Understanding pixy output

Output file contents

pixy writes one output file per summary statistic that you request. Each file is a tab-separated table, named [output_prefix]_[stat].txt (e.g. pixy_pi.txt, pixy_watterson_theta.txt). The columns in each file are documented below.

Within-population nucleotide diversity (pi)

File: [prefix]_pi.txt

pop

The ID of the population from the populations file.

chromosome

The chromosome or contig.

window_pos_1

First position of the genomic window.

window_pos_2

Last position of the genomic window.

avg_pi

Average per-site nucleotide diversity for the window. pixy computes the weighted average nucleotide diversity per site over all sites in the window, where weights are determined by the number of genotyped samples at each site.

no_sites

Total number of sites in the window with at least one valid genotype. This is included for the user and is not directly used in any calculation.

count_diffs

Raw number of pairwise differences between all genotypes in the window. This is the numerator of avg_pi.

count_comparisons

Raw number of non-missing pairwise comparisons between all genotypes in the window. This is the denominator of avg_pi.

count_missing

Raw number of missing pairwise comparisons in the window.

Between-population nucleotide divergence (dxy)

File: [prefix]_dxy.txt

pop1, pop2

The IDs of the two populations being compared.

chromosome, window_pos_1, window_pos_2

The chromosome and window coordinates (as for pi).

avg_dxy

Average per-site nucleotide divergence for the window.

no_sites

Number of sites in the window with at least one valid genotype in both populations.

count_diffs, count_comparisons, count_missing

Raw numerator, denominator and missing-comparison counts, defined analogously to the pi file but across the two populations.

FST (fst)

File: [prefix]_fst.txt

pop1, pop2

The IDs of the two populations being compared.

chromosome, window_pos_1, window_pos_2

Window coordinates.

avg_wc_fst or avg_hudson_fst

The window-averaged FST, per SNP (not per site). Which column name you see depends on --fst_type: wc (Weir & Cockerham 1984, the default) produces avg_wc_fst; hudson (Hudson 1992 / Bhatia et al. 2013) produces avg_hudson_fst.

no_snps

Total number of variable sites (SNPs) in the window.
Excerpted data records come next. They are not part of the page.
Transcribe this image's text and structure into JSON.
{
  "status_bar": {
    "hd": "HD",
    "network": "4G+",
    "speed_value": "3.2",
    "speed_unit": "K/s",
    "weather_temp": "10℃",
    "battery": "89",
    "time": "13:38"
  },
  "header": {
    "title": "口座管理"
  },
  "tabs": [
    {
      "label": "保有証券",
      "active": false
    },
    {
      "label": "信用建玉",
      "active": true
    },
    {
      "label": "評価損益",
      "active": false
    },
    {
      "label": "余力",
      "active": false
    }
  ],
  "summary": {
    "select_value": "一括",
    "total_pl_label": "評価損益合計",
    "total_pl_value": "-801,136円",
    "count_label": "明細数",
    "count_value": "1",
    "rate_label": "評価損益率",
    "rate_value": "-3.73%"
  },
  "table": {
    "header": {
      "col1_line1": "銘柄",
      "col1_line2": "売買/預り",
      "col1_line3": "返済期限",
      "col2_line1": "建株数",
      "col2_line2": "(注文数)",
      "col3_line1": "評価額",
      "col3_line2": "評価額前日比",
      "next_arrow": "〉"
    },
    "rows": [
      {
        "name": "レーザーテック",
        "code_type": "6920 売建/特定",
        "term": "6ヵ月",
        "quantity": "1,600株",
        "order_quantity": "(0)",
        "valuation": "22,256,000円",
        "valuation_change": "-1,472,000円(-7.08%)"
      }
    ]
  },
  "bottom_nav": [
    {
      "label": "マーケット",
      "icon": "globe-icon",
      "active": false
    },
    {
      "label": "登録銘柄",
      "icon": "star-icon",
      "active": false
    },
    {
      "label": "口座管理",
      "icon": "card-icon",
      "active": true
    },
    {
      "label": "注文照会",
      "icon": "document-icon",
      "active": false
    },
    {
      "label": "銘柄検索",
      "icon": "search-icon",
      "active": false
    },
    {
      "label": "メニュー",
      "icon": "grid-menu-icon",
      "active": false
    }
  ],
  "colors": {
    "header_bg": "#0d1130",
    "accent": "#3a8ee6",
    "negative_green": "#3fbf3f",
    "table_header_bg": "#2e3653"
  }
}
Watterson's θ (watterson_theta)

File: [prefix]_watterson_theta.txt

Watterson's θ is an estimator of the population mutation rate computed from the number of segregating sites. The unbiased estimator implemented in pixy corrects for missing data and arbitrary ploidy. See Bailey, Stevison & Samuk (2025) for the derivation.

pop

The ID of the population.

chromosome, window_pos_1, window_pos_2

Window coordinates.

avg_watterson_theta

Per-site Watterson's θ for the window.

no_sites

Total number of sites in the window with at least one valid genotype in the focal population.

raw_watterson_theta

Sum of per-site θ contributions over the window, used as the numerator of avg_watterson_theta.

no_var_sites

Number of segregating (variant) sites in the window that contributed to the estimate.

weighted_no_sites

Sum of the per-site weights across the window. Used as the denominator of avg_watterson_theta.

Tajima's D (tajima_d)

File: [prefix]_tajima_d.txt

Tajima's D contrasts two estimators of θ — π (based on pairwise differences) and Watterson's θ (based on segregating sites) — to detect departures from neutrality. pixy reports the unbiased estimator described in Bailey, Stevison & Samuk (2025), which handles missing data correctly.

pop

The ID of the population.

chromosome, window_pos_1, window_pos_2

Window coordinates.

tajima_d

Tajima's D for the window.

no_sites

Total number of sites in the window with at least one valid genotype.

raw_pi, raw_watterson_theta

The unbiased per-site π and Watterson's θ values used to compute D (the numerator is raw_pi - raw_watterson_theta).

tajima_d_stdev

Standard deviation of the D statistic over the window (the denominator).

Working with pixy output data

For plotting workflows (long-format conversion, multi-statistic panels, genome-wide plots) see Plotting pixy output.

Post-hoc aggregating

If you want to combine information across windows after the fact (e.g. by averaging), do not simply average the per-window summary statistics. Instead, sum the raw counts and recompute the ratio. For pi and dxy:

(window 1 count_diffs + window 2 count_diffs) /
(window 1 count_comparisons + window 2 count_comparisons)

The same principle applies to Watterson's θ — sum the raw_watterson_theta and weighted_no_sites columns across windows and divide. For Tajima's D, recompute from the raw π and θ contributions; do not average tajima_d values directly across windows.